消費行動、NPOを分析−IPP研究会−

IPP研究会が開かれ1月29日、Univ.of Western AustraliaのMichael McAleer教授が、3月20日はYale Law SchoolのHenry Hansmann教授がそれぞれ、共通教育管理講義棟で報告を行った。
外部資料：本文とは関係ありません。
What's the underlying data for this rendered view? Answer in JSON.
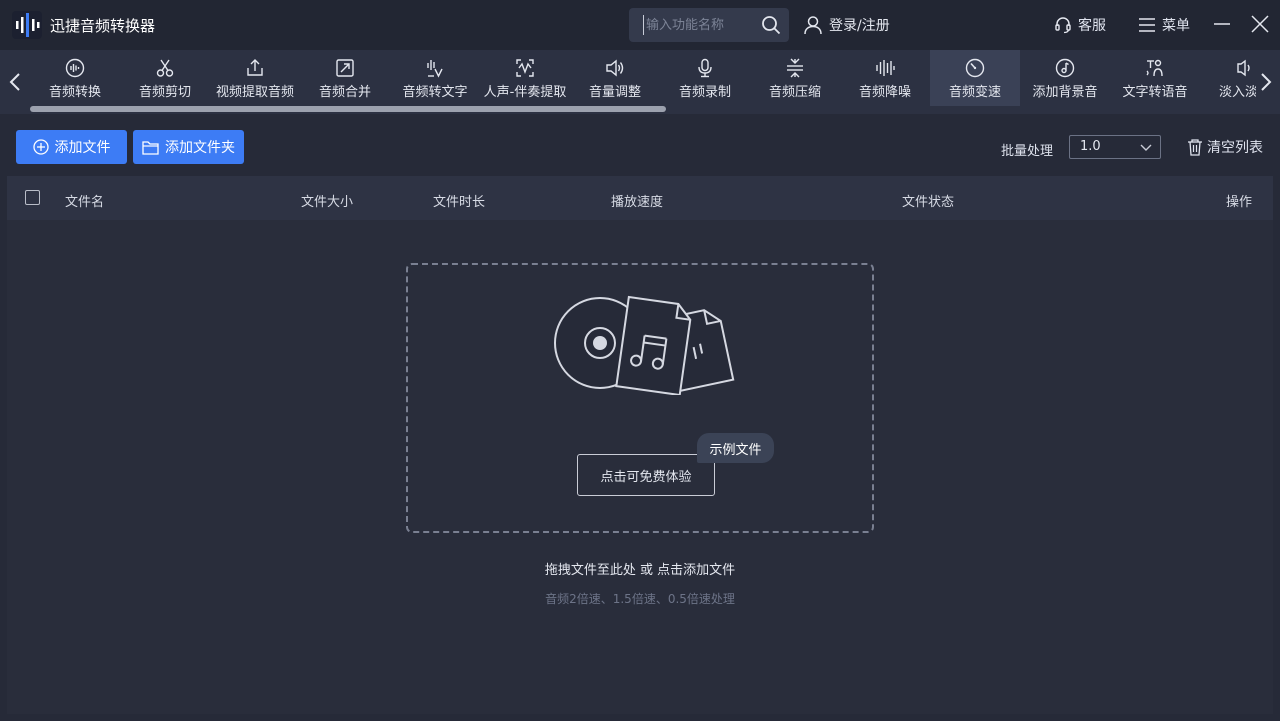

消費者の消費行動を説明するためにライフ・サイクル恒常所得仮説が利用されるが、流動性制約の存在により仮説が否定されることがある。 「Consumption, Liquidity, Constraints, Inflationary Expectations and Uncertainty」の演題で報告したMcAleer教授は、 アメリカの時系列データとOECD22カ国のパネル・データから分析。ライフ・ サイクル恒常所得仮説がアメリカとOECD国で適用されにくい理由は、従来の流動性制約からではなく、不確実性の存在からであるという結果を示した。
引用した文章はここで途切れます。